Perhaps he does this because the bad parts about being in the ring are overhyped. Maybe the guys that cowered at the sight of Tyson or a young Foreman were just punks, unable to handle a little boo-boo on their faces. Or maybe he fights because his love for the craft is so powerful that the pain is worth it.
So I asked the Boxing Banker to talk about the punishment he receives in the ring.
And, more or less, he refused.
"You won't last long in the heavyweight division taking punishment."
He's right about that. There's a reason boxing doesn't have a Mendoza line. Mario Mendoza would have quit long before he became infamous.
But that statement caught the ear of his trainer, Tom Yankello. Brock looked sluggish sparring that evening, and Yankello gave Brock a look to remind him that being slow against the towering Klitschko would earn him his share of abuse.
"That's because I didn't have the legs to get out the way," Brock pre-emptively yelled. Later that evening, Brock decided to fly home to Charlotte for a couple of days, fearful that overtraining would doom him like he feels it did in Sydney, where he did not win a medal.
Brock was also unwilling to entertain the possibility of losing -- boxers, it seems, don't entertain such thoughts -- which made it clear there was no chance he would publicly admit professional vulnerability. Yankello, however, was more forthcoming. The grandson of a boxer, Yankello isn't a large man by any stretch. He's under 6-foot, so it's not surprising he got interested in boxing in 1976 after seeing "Rocky." He fought several amateur fights but stopped boxing after having four shoulder surgeries between the ages of 18 and 21.

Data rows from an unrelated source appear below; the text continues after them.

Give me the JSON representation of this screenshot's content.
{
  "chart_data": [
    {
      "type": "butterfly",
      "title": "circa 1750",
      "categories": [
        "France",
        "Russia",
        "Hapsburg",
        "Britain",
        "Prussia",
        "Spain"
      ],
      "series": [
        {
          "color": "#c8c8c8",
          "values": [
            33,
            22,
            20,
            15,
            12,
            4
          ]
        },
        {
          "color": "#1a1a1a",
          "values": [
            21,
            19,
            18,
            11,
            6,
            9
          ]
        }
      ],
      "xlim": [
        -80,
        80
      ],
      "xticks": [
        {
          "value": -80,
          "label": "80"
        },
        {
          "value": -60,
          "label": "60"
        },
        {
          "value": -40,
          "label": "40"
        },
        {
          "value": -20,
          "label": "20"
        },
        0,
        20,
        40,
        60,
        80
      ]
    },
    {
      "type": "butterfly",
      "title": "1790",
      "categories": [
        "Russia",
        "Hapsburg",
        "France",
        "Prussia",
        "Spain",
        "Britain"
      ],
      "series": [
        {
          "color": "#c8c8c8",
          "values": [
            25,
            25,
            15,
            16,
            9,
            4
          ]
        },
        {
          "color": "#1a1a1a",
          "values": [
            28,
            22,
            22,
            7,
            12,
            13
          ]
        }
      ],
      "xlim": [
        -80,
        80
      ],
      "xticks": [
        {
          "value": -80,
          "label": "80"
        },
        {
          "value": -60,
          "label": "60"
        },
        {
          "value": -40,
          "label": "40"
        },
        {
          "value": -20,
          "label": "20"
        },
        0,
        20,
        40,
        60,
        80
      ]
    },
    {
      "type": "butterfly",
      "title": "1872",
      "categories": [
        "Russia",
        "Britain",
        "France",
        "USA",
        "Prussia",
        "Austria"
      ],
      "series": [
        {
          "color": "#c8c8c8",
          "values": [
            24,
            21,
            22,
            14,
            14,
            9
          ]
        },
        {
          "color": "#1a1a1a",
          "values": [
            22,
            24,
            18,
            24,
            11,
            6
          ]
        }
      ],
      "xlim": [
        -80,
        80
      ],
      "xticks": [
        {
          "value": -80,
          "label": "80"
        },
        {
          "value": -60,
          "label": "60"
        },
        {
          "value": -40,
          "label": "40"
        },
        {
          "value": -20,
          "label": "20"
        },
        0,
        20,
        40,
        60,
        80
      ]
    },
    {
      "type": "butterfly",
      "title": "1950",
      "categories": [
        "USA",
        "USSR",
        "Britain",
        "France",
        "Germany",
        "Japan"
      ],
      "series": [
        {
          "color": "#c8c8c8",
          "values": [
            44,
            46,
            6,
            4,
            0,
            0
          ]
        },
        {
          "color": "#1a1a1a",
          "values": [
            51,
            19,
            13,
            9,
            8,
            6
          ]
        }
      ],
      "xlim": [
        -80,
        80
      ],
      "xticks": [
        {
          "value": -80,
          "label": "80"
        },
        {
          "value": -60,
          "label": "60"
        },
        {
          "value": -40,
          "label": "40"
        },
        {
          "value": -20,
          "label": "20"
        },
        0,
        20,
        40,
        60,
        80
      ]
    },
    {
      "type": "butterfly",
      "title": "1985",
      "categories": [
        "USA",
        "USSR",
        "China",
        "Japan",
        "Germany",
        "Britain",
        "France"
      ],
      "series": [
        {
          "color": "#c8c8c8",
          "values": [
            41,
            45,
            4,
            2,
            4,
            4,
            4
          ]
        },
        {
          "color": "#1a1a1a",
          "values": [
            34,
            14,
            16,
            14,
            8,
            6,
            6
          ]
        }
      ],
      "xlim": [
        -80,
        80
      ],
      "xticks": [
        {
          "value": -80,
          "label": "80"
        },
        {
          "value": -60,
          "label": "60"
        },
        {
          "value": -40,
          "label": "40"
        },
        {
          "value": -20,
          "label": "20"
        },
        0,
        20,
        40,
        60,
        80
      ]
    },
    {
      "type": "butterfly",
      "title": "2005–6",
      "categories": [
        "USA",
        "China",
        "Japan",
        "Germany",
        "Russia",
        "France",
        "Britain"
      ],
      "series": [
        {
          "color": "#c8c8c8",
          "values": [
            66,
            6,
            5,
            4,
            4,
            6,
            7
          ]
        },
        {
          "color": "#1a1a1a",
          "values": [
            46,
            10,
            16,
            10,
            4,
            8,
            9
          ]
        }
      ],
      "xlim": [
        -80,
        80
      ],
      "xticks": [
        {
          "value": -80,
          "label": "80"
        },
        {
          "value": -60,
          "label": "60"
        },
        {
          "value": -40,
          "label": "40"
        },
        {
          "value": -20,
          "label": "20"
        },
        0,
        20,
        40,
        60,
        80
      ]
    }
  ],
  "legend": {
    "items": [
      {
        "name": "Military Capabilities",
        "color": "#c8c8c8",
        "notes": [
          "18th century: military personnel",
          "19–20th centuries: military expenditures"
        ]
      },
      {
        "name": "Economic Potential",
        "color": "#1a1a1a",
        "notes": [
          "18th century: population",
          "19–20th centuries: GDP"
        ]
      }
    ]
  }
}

When asked about what it's like to be in the ring, Yankello's face scrunched up and his head shook.
"Fighting a heavyweight?" he asked rhetorically. "Punches from men that tall that weigh 225 pounds are like dropping 25 pound dumbbells from 20 feet up. Most heavyweights throw punches that would kill an average human being.
"If a pro hit a guy on the street, it would leave him comatose. Think about how Mitch Green looked after fighting Tyson in the street."
After scrapping with Tyson bare-knuckled, Green's eye looked to be the size of a softball.
"Tyson just hit him with a short jab."
So it's no wonder Brock's strategy is to avoid punishment rather than absorb it, something Yankello thinks his fighter's fully capable of doing. As expected, he thinks Brock's the best fighter in the world.
"He's well-rounded, has many dimensions. He can fight on the inside, on the outside. Good puncher, good boxer."
But Brock has taken some punishment in his career. He lost his first six amateur fights at age 12, and threw hands as a teenager against grown men.
"He ran into some hard-hitting ones," Calvance Brock said of his son.
Maybe Calvin Brock has chosen to forget those things. Maybe it's impossible to fight while thinking about getting hit, the same way it's impossible to tap dance while thinking about falling. Or maybe he's just so good that he hasn't taken serious licks since fighting those men when he was a tyke.
Or maybe he loves the game so much that he rolls the dice in the ring, even though he's fully aware of the risks.
His goal is to leave boxing "talking straight, walking straight, looking good."
Will he be able to pull that off? Saturday's fight will go a long way toward answering that question.